Kristin Sippl

Kristin Sippl – Boston University, Political Science

Kristin Sippl graduated from Northwestern University in 2007 and is now a second year Ph.D. student in the Political Science Department at Boston University. After studying national security and civil-military relations in college, her interdisciplinary interests now include North-South relations, environment and resource security, sustainable development, and social norms such as consumerism and militarism, as well as experimental methods.
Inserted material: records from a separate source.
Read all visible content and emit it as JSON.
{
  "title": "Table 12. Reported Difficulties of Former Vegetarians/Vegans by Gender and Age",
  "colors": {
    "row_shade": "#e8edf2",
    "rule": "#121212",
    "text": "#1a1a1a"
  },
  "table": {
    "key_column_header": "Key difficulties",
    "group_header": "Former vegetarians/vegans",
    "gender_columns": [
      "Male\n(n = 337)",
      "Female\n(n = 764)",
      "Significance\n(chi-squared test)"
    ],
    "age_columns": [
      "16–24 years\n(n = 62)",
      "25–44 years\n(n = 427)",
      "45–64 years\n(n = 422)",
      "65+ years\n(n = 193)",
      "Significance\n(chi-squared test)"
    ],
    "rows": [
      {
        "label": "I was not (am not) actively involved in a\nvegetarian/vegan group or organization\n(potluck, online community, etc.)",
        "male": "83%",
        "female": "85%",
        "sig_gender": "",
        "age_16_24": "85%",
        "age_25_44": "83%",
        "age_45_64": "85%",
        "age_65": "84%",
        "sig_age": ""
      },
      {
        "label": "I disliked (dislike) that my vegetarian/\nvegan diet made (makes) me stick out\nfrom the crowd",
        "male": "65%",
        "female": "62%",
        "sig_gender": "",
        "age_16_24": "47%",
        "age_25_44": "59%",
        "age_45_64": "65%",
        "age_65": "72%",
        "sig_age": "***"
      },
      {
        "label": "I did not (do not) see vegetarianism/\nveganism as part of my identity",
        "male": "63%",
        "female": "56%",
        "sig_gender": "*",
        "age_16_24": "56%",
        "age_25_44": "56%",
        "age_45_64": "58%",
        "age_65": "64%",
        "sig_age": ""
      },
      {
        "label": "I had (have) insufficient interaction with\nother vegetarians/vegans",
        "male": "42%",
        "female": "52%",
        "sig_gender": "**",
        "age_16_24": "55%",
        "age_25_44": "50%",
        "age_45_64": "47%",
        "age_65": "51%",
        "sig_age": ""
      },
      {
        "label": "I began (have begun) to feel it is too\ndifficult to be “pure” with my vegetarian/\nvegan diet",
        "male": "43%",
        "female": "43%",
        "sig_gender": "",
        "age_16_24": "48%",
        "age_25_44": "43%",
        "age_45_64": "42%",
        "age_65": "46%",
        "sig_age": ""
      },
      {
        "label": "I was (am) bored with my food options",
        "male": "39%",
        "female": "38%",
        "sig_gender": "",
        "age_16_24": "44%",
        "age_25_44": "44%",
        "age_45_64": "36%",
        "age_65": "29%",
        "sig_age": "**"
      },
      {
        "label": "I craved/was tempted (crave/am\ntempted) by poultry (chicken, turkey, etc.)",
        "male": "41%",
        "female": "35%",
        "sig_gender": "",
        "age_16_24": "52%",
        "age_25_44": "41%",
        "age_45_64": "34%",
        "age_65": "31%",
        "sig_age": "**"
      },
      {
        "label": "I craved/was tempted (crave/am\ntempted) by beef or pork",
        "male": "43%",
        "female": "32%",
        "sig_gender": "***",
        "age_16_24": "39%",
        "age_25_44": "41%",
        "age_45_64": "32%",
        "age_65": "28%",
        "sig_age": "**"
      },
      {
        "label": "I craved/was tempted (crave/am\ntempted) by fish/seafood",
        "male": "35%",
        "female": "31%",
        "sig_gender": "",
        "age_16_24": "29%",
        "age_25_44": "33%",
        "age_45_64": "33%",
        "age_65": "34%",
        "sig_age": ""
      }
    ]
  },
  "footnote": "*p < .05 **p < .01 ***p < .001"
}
Prospects for National Resource Certification in the Democratic Republic of Congo

Protecting tropical rainforests is among the most efficient environmental investments one can make: with every hectare spared, climate change is slowed, biodiversity is preserved, desertification is thwarted, and local cultures and livlihoods are supported. The highest rates of tropical deforestation are now found in Sub-Saharan Africa’s Congo River Basin, the second largest rainforest in the world. The Democratic Republic of Congo (DRC) holds 63% of this forest, making its preservation critical to the overall survival of this local and global resource. This critical case, however, is at a critical moment. With conflict now concentrated in the East, the relative peace and resource wealth in the DRC has attracted legitimate large-scale Western and Chinese extractive operations working to meet global consumer demand for timber products and personal electronic devices (the inputs to which are DRC minerals such as coltan). These corporations are now in position to “carve up” the DRC’s previously intact forests. Since conflicting interests have kept the international community from negotiating a legally binding forest convention and the DRC government lacks both the interest and the capacity to preserve its lucrative local resource, market-based instruments that rely on ethically motivated global consumers are the next policy tool to try.
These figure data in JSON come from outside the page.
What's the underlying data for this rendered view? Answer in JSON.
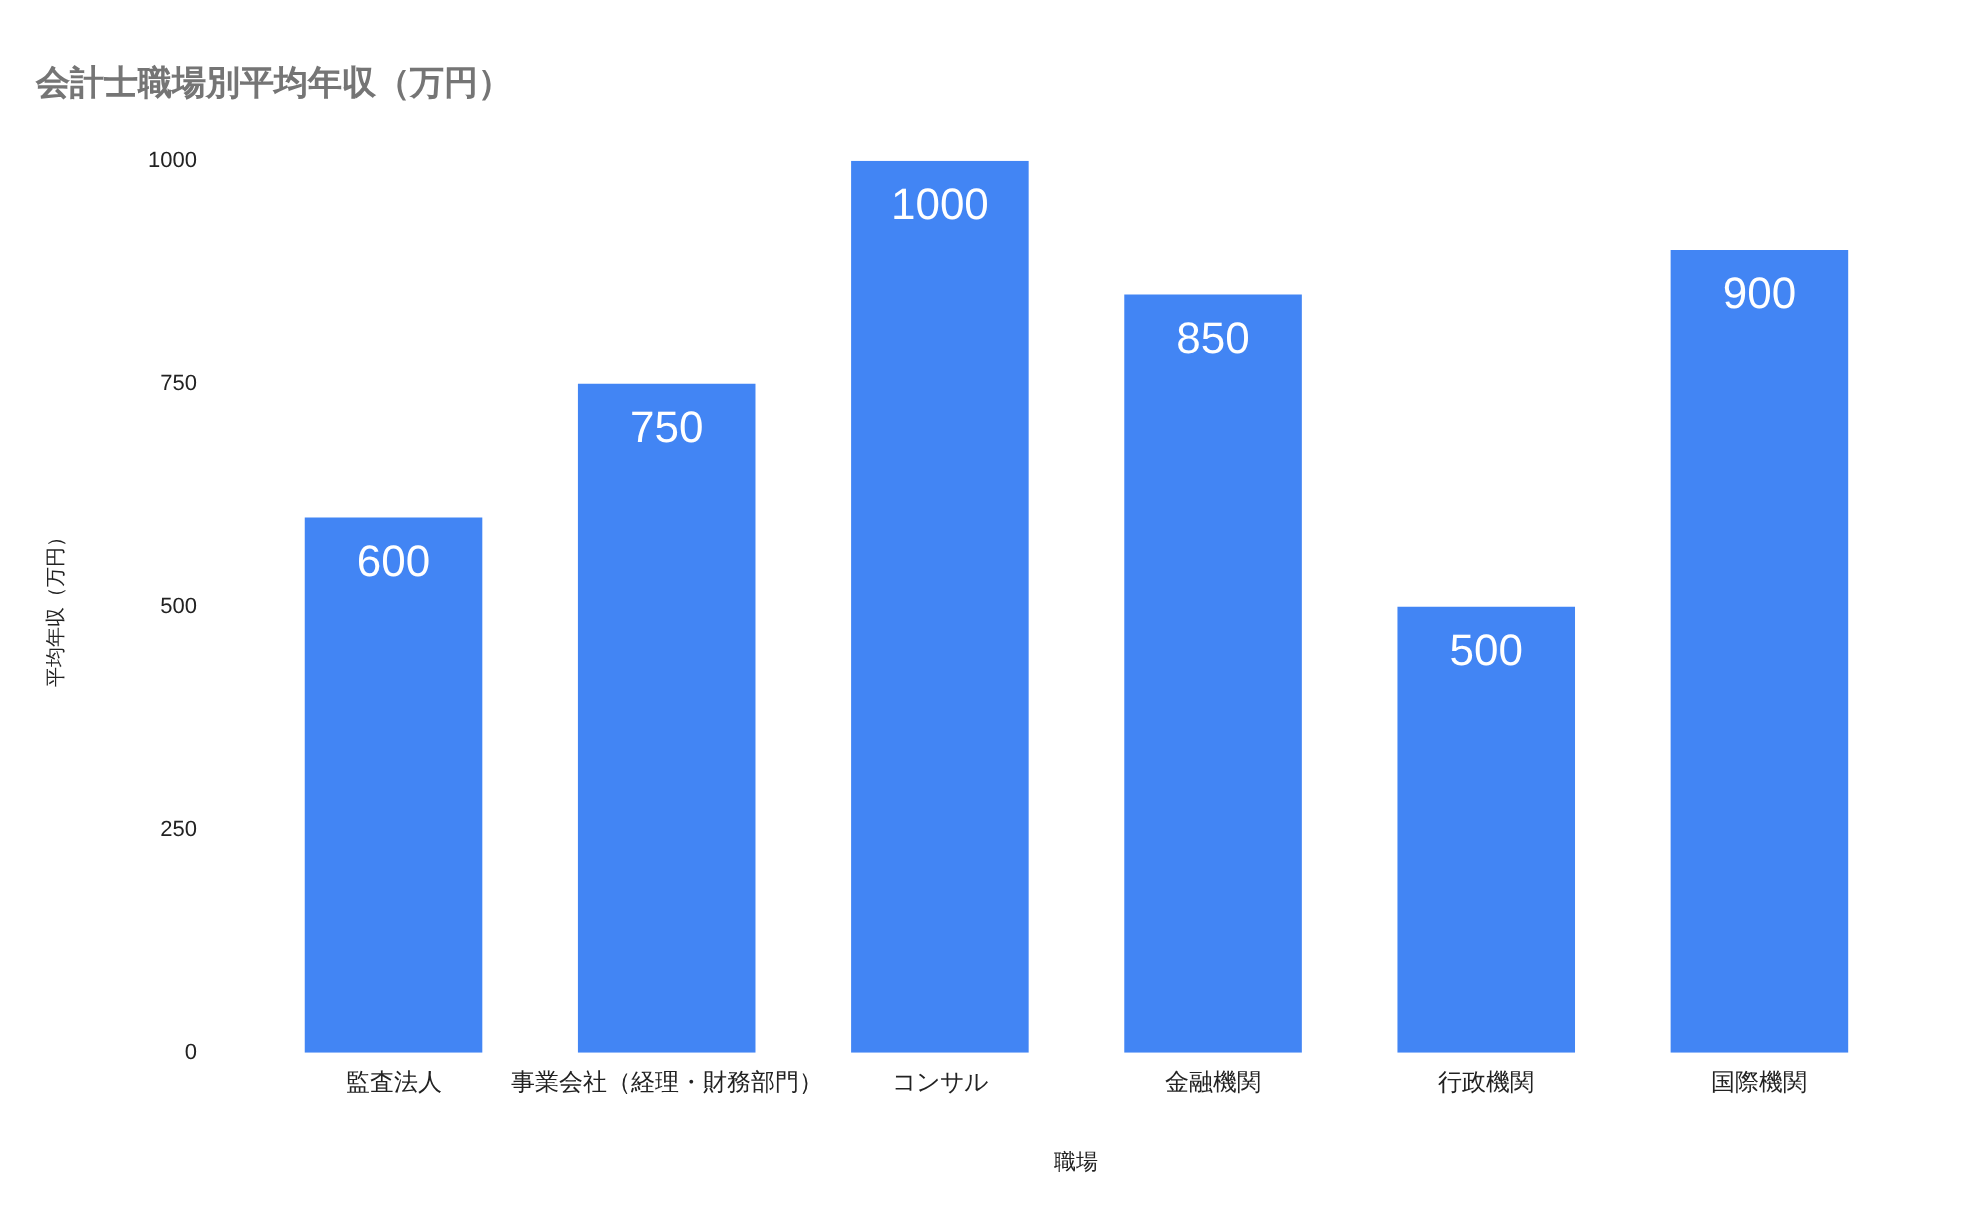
{
  "chart_data": {
    "type": "bar",
    "title": "会計士職場別平均年収（万円）",
    "xlabel": "職場",
    "ylabel": "平均年収（万円）",
    "categories": [
      "監査法人",
      "事業会社（経理・財務部門）",
      "コンサル",
      "金融機関",
      "行政機関",
      "国際機関"
    ],
    "values": [
      600,
      750,
      1000,
      850,
      500,
      900
    ],
    "color": "#4285f4",
    "ylim": [
      0,
      1000
    ],
    "yticks": [
      0,
      250,
      500,
      750,
      1000
    ],
    "grid": false,
    "legend": false,
    "data_labels": true
  }
}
This paper will assess the threats to the DRC’s forests, and ask what role the market-based tool of resource certification could play in its preservation. Analysis of certification regimes shows that certification is most successful when resources are sourced in developed countries with strong institutions, but that it could possibly have an eventual and limited positive effect on the DRC forests, and thus should be pursued. The fact the preservation of the DRC’s rainforest is in the hands of consumers on the other side of the planet shows that the global neighborhood is in fact quite small.